A tree cutting company is going to cut a large pecan limb over hanging my Dad's roof on Monday. Iam going to save some of the larger pieces of this limb. It will be about 8" in diameter. I want to seal the ends of the limb. I don't have access to any anchorseal and have learned from reading posts on this board that latex will not work. My question is can I use polyuatheane or a can of spray paint to stop or help eleminate the end checking?
Tom


----------



## woodnthings (Jan 24, 2009)

*Tom Latex has worked for me*

I've had a no of boards milled here on site and coated the ends with surplus latex, 2 coats, so far no significant checking after 1 year of air drying, 1" thick. Some other logs I've quartered and painted with the same result. Just slather it on and then recoat. The wood should air dry
some... before application, but not too much, like not right after the log was just cut. Maybe wait a week. That's been my experience. :thumbsup: bill


----------



## TomC (Oct 27, 2008)

Bill,
Thanks for the reply. I take it that from your experience latex works.
I thought I read a post from Texas Timber in the last 2 weeks that said latex was no good as it will let moisture pass and also that the logs need to be coated upon cutting as the drying process starts then.
I am only taking about a few pieces that I think I can get some small boards out of. Do you see any problem using polyuathane?
Tom


----------



## dirtclod (May 7, 2008)

Got a few candles you can melt down? I think parrafin is the foundation for anchorseal. I'll work. Use a double boiler (metal coffee can setting in a pan full of boiling water water) and watch it because that stuff is highly flamable.

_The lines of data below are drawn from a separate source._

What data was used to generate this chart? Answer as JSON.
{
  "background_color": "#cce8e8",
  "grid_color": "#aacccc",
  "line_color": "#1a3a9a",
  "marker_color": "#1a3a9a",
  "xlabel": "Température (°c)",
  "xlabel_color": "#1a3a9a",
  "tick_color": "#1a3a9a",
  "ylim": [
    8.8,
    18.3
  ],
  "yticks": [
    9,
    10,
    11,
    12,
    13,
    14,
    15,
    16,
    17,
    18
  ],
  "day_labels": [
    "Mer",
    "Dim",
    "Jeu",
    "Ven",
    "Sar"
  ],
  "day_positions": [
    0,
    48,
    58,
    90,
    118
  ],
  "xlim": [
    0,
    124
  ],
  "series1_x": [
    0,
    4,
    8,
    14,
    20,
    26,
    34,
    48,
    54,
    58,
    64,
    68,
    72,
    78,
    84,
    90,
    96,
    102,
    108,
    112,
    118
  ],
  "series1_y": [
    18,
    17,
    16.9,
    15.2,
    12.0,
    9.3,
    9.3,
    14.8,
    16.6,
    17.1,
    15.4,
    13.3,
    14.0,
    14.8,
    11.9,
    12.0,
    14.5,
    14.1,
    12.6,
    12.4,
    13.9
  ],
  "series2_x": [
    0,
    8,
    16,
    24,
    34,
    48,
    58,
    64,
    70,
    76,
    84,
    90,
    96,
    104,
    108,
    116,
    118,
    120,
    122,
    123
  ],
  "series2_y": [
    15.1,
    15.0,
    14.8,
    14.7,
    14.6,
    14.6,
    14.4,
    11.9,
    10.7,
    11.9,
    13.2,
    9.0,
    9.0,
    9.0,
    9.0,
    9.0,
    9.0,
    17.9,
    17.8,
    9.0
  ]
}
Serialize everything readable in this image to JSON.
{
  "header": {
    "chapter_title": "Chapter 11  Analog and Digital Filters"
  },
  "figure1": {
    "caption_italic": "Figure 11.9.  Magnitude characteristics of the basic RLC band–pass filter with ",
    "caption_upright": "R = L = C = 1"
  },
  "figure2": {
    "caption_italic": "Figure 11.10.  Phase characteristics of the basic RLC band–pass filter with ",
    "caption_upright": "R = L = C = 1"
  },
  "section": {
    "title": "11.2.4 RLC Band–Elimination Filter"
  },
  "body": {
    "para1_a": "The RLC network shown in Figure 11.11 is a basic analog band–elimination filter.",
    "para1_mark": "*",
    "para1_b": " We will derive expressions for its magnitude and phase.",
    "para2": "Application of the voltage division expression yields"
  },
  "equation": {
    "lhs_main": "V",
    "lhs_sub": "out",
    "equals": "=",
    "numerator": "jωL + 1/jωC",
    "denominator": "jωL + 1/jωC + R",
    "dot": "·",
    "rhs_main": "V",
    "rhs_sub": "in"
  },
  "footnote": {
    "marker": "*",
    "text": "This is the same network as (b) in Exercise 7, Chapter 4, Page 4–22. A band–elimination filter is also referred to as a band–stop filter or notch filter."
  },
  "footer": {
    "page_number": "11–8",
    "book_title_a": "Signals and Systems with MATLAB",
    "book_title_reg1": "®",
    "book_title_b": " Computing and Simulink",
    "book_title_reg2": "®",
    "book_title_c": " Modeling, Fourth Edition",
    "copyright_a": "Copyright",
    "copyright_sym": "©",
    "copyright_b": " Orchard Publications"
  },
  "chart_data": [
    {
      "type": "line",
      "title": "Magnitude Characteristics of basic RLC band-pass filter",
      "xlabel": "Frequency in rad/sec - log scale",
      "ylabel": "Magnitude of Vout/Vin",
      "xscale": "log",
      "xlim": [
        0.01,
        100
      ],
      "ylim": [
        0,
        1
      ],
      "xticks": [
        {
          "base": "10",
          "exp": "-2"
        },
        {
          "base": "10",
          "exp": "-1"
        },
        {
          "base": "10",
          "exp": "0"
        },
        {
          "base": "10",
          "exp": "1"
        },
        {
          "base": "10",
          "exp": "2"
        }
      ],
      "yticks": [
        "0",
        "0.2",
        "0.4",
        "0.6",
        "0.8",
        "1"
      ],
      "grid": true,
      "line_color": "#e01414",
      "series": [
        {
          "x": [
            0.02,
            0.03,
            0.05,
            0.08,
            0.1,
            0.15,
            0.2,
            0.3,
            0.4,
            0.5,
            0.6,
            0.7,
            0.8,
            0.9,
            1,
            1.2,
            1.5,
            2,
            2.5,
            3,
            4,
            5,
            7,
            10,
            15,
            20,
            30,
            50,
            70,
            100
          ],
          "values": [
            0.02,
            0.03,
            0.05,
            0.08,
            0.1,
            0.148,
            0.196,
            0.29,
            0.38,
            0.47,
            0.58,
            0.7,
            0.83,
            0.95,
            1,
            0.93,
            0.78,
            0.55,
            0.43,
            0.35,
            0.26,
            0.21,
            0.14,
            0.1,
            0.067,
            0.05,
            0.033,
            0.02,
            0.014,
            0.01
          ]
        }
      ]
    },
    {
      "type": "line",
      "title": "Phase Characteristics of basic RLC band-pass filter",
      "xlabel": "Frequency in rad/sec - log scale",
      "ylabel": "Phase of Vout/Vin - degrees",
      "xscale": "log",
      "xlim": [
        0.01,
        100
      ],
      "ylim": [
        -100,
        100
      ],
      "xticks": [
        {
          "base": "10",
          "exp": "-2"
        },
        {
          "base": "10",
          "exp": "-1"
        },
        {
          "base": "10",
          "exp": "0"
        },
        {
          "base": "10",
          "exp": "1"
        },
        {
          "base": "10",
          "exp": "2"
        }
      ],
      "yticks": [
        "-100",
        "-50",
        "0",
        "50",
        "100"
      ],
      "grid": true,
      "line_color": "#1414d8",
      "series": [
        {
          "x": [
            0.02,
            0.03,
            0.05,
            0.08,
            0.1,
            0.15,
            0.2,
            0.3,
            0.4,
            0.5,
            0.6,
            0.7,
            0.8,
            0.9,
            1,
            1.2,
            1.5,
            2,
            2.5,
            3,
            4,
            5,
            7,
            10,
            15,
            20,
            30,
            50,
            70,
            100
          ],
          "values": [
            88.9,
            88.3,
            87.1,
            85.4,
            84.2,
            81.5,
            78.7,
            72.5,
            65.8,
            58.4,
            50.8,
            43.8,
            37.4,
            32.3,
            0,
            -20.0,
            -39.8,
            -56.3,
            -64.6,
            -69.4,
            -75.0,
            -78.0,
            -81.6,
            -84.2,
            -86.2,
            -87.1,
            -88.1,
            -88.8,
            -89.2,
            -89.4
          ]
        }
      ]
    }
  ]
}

I've also heard of using carpenter's glue but am not familiar with which one.


----------



## TomC (Oct 27, 2008)

To be honest its not worth the trouble to melt wax to seal the ends. I was wanting to use something that will work, easy for me to obtain, and easy/quick to apply.
Tom
Also, need by Monday morning.


----------



## Rick C. (Dec 17, 2008)

TomC,
I've used latex on logs and it worked for a short time,then I had mold showing through.If I'm not mistaken commercial sealers have fungicides and mildecides in them to prevent this.


----------



## FrankP20 (Dec 11, 2009)

I've just had a Modesto Ash removed because of invasive roots. I want to save and finish a 4" disk about 24" dia. from the trunk. How should I dry it to minimize checks and cracks? Many thanks, Frank in So. California


----------